A Whole New Bunch of “C-words”

At the outset, Rhiannon talked about the dreaded “C” word as if it had four letters.  Yet, as she talked about her journey, there were many other letters beginning with “C” that came to mind.  Courage for her fight and also a sense of compassion for herself and for others going through similar experiences.  And, as she completed her cancer treatment, there emerged a specific energy, a confidence for her future.  To hear her talk about what lay ahead for her was just down-right inspiring.

“Well, first, I need to just focus on my physical health,” she explained.  “At five-nine, I’m only 125 pounds following treatment and I’m working on gaining weight.”

Oh, what a problem so many wish to have, I thought, myself at barely five-three and definitely beyond 125 pounds!

She then posted about her next steps to her friend network.

“Goals! I need to get my health in order. 2nd. I need to figure out my employment THEN my love life. #imtrying.” She sure is.  The encouraging comments, in response, were simply love-filled.

These were just a sample of them:

“It will all come together one day at a time, sending prayers.”

“You can do it!

Keep your face always toward the sunshine - and shadows will fall behind you,” Walt Whitman.

“It is important to set goals for yourself. We all do that. You got this honey!!”

“Rhiannon, each & every day things fall into place at the right time. Trust in this. Much love & prayers and positive energy to you every single day. Love  you!”

I observed that “Then the universe says, ‘oh dear, hold my glass, I’ve got this’…and a change of plans ensues!” And that’s because methinks she may get the boyfriend before she lands the new job. But in whatever way it unfolds, she has the creativity (another “C” word) to consider her future, forward, and a healthy life beyond cancer.

This sort of visionary philosophy got me thinking and we talked about the law of attraction, specifically, about the concepts of “attachment” versus “effortless detachment.”

“I had to let go of holding onto a specific outcome regarding my cancer,” she explained. “But to just simply have faith that it would all work out, however it worked out, and to focus on putting one foot in front of the other.”

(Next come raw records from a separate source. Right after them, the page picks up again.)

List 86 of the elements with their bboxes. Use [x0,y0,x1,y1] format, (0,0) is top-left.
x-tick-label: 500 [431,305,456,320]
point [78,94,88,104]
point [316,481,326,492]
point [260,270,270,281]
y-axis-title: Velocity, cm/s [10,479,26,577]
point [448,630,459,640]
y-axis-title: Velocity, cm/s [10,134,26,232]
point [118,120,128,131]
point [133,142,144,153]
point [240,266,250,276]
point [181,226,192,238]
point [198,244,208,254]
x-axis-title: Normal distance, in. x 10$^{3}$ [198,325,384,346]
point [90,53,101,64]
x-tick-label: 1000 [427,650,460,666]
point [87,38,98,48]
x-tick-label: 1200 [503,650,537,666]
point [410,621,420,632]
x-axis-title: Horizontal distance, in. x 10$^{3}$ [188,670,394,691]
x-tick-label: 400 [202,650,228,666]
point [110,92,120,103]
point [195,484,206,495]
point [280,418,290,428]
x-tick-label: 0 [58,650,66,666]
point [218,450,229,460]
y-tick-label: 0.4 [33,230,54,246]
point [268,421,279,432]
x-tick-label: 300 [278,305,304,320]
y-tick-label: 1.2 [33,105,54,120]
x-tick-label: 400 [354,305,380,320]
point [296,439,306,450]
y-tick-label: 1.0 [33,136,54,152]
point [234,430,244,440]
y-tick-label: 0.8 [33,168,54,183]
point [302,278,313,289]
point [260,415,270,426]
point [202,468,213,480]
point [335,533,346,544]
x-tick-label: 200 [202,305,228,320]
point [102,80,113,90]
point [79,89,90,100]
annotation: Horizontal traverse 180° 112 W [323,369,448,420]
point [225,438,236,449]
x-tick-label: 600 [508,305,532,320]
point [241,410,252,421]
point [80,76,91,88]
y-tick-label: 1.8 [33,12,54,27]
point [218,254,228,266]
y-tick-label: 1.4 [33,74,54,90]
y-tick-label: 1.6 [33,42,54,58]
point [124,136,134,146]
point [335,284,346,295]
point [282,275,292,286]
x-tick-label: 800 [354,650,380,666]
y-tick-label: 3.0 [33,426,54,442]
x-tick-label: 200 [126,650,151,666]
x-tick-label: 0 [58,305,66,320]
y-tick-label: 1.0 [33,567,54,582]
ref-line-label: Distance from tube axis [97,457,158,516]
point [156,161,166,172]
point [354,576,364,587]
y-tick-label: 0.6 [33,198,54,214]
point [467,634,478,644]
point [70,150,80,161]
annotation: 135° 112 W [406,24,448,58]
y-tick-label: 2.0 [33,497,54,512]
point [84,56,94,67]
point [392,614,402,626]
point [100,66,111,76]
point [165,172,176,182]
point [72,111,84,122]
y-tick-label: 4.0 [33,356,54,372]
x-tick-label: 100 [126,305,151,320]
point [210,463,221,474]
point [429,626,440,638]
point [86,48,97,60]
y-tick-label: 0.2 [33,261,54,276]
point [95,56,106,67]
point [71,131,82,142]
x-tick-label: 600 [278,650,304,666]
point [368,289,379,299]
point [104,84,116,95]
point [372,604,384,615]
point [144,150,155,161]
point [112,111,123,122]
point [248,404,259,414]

Author and poet, Kahlil Gibran, observed, “Doubt is a pain to lonely to know that faith is his twin brother!” It struck me that Rhiannon had worked through her fears to have a deep faith in her healing journey.  For some, like my father, his healing from cancer resulted in his passing.  He was free from pain, illness and will forevermore be found in football huddles, inspiring the QB during audibles.  Rhiannon’s healing is different.  Yet, she also experienced both physical and spiritual healing.

Faith.  In the outcome.  Whatever the outcome.

I’m so excited to visit Maine with her–whether we start at the tippy top of the state, or work our way up from Boston.

I know it’s going to be one hell of a culinary journey with my friend, the Lobster Girl.

 

*Names were changed to allow for privacy.